Mme Sylvie Vermeillet , rapporteure spéciale . - En écho aux propos du rapporteur général, je rappelle que nous avons un certain nombre de régimes spéciaux déficitaires. Certains sont d'ores et déjà fermés, la subvention de l'État viendra donc, sans surprise, les financer jusqu'à extinction des derniers droits à pension. Les régimes de la RATP et des marins, tous deux également déficitaires sont eux encore ouverts, même s'ils ne répondent pas aux mêmes problématiques. Les contraintes sont, en effet, différentes. La RATP s'ouvre progressivement à la concurrence quand les marins font déjà face à une concurrence exacerbée, qui induit un soutien social et fiscal pour l'État, à l'image de ce que font d'autres pays, au risque d'un engrenage. Les enjeux pour la RATP et la marine dépassent en tout état de cause la seule question des régimes des retraites.

Je partage le constat de Jean-François Rapin, la France doit aider ses marins. La question des conchyliculteurs renvoie à celle plus globale de la structure même du régime des retraites dont il convient de préciser les règles d'affiliations. Le sujet du temps de mer participe du même débat. Il s'agit notamment de mieux prendre en compte le temps passé en haute mer et de le distinguer d'autres journées de travail maritime, afin de rétribuer la pénibilité à sa juste valeur.
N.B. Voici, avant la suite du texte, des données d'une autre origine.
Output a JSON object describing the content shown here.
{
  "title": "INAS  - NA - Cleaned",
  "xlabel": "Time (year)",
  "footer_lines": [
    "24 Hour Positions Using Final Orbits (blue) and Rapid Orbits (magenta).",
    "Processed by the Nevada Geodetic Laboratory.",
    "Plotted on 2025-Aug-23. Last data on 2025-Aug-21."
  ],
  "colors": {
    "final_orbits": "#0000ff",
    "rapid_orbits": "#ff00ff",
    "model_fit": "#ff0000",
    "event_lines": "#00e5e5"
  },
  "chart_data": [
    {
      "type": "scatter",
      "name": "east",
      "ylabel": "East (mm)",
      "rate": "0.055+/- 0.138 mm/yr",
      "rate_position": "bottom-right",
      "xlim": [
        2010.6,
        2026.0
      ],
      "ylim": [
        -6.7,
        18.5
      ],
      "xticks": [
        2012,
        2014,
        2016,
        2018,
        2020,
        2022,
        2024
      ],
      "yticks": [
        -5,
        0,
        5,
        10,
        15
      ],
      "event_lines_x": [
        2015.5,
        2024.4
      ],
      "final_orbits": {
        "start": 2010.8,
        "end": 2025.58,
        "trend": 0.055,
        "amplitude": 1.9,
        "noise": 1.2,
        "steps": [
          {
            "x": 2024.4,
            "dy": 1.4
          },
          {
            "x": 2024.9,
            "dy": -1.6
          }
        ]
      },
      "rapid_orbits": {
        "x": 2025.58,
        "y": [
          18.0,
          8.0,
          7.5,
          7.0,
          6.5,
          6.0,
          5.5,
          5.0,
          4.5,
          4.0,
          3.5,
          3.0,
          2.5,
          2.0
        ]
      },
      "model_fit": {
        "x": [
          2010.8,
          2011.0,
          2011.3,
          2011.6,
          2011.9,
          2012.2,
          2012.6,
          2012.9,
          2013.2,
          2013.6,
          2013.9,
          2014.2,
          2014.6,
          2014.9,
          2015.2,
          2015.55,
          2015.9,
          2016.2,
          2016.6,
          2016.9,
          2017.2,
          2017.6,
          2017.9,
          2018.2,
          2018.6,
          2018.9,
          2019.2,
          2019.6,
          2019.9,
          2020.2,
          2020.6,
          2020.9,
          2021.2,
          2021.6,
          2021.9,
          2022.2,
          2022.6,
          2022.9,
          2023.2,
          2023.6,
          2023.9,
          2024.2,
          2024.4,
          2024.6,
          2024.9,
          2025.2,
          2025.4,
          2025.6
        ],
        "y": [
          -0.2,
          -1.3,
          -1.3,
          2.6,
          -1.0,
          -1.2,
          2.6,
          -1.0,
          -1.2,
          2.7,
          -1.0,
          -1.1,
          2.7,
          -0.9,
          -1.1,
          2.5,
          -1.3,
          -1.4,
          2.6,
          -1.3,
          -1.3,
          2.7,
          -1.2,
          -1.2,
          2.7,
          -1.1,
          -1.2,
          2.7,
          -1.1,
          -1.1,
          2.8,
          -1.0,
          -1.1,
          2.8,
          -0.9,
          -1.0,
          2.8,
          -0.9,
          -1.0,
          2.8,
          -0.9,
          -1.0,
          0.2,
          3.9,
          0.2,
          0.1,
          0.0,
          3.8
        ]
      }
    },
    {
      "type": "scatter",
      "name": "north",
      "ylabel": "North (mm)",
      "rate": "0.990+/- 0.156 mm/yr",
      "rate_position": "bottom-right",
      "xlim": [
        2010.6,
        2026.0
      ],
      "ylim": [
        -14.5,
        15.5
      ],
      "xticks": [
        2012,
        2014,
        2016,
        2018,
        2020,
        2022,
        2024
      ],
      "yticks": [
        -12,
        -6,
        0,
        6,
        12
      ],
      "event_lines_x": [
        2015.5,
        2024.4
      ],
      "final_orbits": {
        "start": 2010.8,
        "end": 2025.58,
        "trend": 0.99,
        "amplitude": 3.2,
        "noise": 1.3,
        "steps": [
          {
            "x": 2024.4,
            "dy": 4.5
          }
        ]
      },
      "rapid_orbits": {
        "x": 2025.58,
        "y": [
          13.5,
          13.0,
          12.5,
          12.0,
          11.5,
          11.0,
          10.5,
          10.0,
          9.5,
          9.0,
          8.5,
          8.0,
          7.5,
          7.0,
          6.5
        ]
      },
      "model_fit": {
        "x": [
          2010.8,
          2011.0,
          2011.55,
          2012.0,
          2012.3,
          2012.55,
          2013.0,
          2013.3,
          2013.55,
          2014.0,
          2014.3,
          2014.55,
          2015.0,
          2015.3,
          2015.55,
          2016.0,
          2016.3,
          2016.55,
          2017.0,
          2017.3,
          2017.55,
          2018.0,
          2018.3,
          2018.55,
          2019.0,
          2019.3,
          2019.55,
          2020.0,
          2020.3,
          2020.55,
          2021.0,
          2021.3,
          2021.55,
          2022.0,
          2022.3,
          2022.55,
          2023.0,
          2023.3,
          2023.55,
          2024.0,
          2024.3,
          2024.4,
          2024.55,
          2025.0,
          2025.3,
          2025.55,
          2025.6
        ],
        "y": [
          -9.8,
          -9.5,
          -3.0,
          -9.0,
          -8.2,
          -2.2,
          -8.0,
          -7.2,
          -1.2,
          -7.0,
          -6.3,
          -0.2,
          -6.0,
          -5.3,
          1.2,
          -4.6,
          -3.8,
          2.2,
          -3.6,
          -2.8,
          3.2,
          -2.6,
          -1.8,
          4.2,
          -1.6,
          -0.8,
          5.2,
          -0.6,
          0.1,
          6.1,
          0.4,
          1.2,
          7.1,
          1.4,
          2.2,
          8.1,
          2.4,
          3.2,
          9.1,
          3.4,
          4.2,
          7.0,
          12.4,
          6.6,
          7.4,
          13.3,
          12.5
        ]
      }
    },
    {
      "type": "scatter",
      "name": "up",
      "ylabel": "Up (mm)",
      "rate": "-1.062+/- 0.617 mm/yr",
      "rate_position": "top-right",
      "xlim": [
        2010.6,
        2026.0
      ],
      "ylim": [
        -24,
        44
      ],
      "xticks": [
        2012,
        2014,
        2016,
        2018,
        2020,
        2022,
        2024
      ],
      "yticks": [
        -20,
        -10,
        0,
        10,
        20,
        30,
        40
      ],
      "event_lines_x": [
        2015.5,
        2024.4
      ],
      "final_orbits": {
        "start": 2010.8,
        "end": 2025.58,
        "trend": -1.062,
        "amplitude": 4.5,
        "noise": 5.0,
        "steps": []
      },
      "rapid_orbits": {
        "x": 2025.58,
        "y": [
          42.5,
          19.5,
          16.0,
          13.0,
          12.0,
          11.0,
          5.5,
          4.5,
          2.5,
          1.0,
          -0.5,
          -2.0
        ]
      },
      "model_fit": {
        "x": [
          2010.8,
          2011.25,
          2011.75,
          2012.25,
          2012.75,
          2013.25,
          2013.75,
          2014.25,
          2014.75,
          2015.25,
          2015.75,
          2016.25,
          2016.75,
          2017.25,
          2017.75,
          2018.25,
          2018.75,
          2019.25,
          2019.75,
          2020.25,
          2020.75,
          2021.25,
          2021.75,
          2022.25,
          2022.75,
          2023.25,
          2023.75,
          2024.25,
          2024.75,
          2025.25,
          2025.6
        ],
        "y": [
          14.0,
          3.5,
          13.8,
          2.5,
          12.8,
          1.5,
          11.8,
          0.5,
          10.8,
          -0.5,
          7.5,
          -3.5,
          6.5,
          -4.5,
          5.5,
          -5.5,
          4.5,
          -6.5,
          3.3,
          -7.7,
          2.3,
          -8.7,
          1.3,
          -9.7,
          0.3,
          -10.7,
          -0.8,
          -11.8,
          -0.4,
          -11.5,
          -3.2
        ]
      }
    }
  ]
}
Rappelons que, même si ce ne sont pas les seuls marins affectés à terre, les permanents des syndicats maritimes exercent l'intégralité de leur activité à terre et restent affilés au régime.

En ce qui concerne les contraintes médicales, j'ai été notamment alertée de problèmes récurrents de vue et d'ouïe. Les chiffres relatifs aux accidents du travail sont par ailleurs assez révélateurs quant à la dangerosité de ces fonctions. J'ai également noté que la prise d'un arrêt maladie est plus complexe qu'à terre. Le régime d'invalidité semble également moins favorable.

Comme l'a rappelé Michel Canévet, le manque de marins pêcheurs, qui conduit notamment à l'importation de produits de la mer , est une des clés pour appréhender le déficit du régime. Je note également que l'École nationale supérieure de marine ne peut former assez d'officiers dans un marché de l'emploi maritime marqué par de fortes tensions en matière de recrutement.

Je confirme à Jean-Claude Requier que les dockers ne sont pas affiliés au régime des marins. S'agissant de la réforme des retraites, aller trop rapidement induit un risque de tensions sociales devant un dispositif insuffisamment négocié et expliqué.

Pour répondre à Christine Lavarde, le salaire médian à la RATP avait été évalué par la Cour des comptes à 2 625 euros. Il atteint au niveau national 1 789 euros. Ces écarts se retrouvent en matière de pensions. L'enjeu pour le régime des retraites reste l'ouverture à la concurrence qui peut aboutir à une fermeture rapide.

M. Claude Raynal , président . - J'ajoute qu'il serait peut-être plus pertinent de comparer le salaire médian de la RATP avec celui constaté au sein de la seule Île-de-France.

Je vous remercie pour ces précisions.

La commission a adopté les recommandations de la rapporteure spéciale et a autorisé la publication de sa communication sous la forme d'un rapport d'information.